Yes, you don't have to be a science fiction fan. It's a very human, character driven story. But it also has action elements and fun elements and humor.
So much humor murderbot is so funny in that very dry sense.
And this year, it also accounts for two reading challenge categories, the short book and the book in space. So,
Just putting that out there for everyone.
That sounds great. What are you reading Courtney?
This weekend? I read in one day, because I was so excited. The newest Becky Chambers book, The Galaxy, and the Ground Within. It was great. It was so good. I'm huge fan of Becky Chambers. I love all of her sci fi books. They are low stakes, quiet, character driven, incredible world building, and full of compassion, which is rare, I think in sci fi in general.
Yeah, well, and it's very found family, which is like finding the people that become your emotional center and grounding. Didn't necessarily grow up with that. So, but finding that community is always really nice to read. I like those kind of books.

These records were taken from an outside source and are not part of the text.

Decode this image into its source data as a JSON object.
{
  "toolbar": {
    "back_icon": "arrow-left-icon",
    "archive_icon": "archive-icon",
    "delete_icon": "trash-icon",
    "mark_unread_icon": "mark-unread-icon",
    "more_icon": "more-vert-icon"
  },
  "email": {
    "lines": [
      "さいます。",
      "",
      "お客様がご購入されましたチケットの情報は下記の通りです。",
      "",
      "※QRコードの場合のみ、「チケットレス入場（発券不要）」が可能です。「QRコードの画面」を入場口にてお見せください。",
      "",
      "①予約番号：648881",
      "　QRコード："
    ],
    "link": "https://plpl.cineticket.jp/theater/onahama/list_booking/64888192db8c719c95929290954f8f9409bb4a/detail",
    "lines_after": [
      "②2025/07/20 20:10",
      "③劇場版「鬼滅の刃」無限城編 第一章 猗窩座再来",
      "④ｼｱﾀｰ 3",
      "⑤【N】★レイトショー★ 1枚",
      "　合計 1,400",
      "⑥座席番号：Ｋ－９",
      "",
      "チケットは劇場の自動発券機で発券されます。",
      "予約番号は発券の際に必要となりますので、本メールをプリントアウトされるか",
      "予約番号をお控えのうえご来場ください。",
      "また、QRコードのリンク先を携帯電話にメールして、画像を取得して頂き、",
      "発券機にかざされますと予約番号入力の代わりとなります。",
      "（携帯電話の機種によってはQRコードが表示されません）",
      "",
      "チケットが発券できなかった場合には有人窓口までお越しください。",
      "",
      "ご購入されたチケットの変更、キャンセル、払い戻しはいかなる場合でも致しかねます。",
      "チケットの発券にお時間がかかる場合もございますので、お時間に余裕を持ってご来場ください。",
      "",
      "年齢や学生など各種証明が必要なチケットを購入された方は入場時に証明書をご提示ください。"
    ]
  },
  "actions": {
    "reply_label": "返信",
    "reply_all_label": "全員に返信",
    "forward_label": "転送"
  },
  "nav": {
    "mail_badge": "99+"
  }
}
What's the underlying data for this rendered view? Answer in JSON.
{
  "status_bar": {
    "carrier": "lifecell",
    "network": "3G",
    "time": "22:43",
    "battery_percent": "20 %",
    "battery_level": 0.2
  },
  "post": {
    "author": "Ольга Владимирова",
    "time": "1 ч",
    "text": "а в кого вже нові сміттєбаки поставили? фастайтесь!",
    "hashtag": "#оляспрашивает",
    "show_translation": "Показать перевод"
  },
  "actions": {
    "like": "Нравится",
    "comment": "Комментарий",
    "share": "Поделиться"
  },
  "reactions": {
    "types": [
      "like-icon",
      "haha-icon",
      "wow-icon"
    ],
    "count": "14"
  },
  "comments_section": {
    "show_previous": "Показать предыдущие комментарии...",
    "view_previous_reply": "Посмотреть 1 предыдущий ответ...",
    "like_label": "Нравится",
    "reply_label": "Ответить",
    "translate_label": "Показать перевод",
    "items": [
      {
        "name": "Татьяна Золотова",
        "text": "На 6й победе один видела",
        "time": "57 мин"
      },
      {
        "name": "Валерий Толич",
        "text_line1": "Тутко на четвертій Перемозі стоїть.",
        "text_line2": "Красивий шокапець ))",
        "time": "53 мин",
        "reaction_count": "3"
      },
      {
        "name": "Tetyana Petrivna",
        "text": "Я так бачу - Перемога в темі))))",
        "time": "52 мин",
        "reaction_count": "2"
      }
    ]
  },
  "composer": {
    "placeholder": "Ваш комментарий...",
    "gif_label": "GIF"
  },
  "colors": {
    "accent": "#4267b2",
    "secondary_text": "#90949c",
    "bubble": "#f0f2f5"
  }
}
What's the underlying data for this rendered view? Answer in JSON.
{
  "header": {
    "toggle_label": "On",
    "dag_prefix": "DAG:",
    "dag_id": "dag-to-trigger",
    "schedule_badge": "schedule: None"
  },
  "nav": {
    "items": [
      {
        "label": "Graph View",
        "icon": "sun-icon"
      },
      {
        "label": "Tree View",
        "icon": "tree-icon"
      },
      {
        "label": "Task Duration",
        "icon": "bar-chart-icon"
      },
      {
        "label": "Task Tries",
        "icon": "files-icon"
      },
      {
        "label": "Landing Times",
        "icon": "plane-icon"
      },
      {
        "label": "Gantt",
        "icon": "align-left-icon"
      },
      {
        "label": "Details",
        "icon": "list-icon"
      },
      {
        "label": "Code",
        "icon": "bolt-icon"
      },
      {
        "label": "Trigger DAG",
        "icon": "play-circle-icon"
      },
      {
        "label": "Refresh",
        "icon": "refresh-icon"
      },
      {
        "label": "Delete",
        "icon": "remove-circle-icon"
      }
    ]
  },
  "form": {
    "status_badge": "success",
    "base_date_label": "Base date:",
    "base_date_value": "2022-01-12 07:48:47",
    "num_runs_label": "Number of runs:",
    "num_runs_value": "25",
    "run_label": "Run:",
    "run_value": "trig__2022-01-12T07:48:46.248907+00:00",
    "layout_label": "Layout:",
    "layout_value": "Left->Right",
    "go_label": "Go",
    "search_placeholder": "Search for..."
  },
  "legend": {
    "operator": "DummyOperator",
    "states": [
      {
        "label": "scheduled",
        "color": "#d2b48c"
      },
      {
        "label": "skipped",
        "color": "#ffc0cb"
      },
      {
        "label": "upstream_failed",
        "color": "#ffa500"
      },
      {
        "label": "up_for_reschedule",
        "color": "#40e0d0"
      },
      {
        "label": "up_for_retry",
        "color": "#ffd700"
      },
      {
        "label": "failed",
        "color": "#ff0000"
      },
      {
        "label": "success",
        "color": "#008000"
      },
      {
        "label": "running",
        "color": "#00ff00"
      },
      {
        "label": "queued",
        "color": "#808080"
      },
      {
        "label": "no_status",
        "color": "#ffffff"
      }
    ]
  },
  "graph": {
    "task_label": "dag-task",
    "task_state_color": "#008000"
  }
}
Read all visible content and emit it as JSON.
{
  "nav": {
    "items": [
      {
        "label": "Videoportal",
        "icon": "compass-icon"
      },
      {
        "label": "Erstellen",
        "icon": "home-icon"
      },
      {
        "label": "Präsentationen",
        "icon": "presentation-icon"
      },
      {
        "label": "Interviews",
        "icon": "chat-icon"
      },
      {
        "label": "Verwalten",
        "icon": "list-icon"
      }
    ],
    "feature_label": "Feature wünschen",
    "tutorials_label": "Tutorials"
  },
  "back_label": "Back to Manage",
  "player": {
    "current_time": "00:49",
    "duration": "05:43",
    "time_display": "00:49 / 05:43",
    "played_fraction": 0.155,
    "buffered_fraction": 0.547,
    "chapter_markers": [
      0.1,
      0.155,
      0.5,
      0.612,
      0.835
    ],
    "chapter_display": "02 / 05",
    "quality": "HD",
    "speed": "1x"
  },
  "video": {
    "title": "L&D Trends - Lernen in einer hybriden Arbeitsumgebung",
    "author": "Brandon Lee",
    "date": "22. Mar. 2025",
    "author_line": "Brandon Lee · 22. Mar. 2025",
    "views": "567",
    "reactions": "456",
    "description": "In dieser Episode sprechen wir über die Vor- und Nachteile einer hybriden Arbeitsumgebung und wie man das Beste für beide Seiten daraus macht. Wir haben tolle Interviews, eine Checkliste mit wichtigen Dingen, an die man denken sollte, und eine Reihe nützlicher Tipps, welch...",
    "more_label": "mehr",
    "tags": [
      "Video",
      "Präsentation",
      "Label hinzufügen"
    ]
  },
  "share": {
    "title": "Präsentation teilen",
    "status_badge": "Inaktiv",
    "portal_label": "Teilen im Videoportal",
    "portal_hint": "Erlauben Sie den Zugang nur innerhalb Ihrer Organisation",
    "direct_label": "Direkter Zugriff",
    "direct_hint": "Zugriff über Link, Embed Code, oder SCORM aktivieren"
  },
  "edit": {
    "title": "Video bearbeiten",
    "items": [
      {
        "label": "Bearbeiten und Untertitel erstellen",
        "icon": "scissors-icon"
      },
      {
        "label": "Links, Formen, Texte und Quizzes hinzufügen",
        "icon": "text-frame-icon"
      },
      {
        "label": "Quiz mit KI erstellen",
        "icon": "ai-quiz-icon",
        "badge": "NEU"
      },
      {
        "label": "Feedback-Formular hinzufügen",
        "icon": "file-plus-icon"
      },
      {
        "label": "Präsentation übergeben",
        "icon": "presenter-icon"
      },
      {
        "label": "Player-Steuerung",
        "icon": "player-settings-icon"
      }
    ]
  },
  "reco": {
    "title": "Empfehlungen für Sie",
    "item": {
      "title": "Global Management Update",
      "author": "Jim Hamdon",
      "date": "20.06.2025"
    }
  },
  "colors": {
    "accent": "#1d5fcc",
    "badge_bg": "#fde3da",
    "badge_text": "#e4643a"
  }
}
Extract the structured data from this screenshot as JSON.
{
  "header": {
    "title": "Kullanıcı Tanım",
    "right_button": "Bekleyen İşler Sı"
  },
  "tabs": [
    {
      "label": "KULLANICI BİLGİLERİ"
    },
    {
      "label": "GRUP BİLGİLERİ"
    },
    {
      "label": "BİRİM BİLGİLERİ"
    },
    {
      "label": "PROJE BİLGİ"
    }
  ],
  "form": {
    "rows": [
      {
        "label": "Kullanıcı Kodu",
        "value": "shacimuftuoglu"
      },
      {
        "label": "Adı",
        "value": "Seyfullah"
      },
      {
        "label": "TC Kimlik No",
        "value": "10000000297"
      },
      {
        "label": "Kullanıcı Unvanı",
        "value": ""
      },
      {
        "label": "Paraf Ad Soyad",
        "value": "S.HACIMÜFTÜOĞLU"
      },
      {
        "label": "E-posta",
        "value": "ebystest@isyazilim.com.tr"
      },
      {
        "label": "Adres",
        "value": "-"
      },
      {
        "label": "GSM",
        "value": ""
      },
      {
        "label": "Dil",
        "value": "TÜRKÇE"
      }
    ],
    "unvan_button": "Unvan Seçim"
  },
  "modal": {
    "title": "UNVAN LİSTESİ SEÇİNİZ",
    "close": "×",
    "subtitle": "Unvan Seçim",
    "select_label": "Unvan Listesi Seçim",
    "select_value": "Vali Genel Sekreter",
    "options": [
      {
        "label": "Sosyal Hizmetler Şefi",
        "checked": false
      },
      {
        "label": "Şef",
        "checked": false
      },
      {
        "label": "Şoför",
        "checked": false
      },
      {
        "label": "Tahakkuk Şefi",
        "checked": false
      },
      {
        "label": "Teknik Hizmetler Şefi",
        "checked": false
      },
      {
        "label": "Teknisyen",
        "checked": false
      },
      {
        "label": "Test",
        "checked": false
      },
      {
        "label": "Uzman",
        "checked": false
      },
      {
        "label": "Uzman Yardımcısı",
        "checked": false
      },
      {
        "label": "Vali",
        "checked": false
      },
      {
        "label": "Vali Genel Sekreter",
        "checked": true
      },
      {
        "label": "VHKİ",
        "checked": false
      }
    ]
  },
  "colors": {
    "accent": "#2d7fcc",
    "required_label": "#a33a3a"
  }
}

Yes, but I thought it was great. I highly recommend Becky Chambers in general. Thank you so much for joining me, I'm really excited about this new collection. And I'm also really excited about the new murderbot book. So...
I want to encourage the listeners, you know, if you have suggestions for any of our collections, including the Spanish language collection or ebooks that you would like us to add to the collection, please let the library know. We do prioritize requests just because it's a guaranteed person interested in this item. That which is more than we have to go on a lot of the time. So please do recommend, request. You know, reach out to see if we have something. we like finding books for people.
We like finding books for people. That's like our thing.
We love it. Yeah.
Thank you again to Tracy for joining me on the podcast and for helping us add materials to support our students and community. When you get the chance come browse the new Spanish language collection. We do have all the murder bought books by Martha wells at our library and the first book in the wayfair series by Becky Chambers is available in the dogwood digital collection. I will link to it in the show notes. If you're doing the reading challenge. You can find the categories on our blog and I will also link to that in the show notes. There's going to be a prize at the end of the year and COVID willing a celebration in person. Have a radiant day.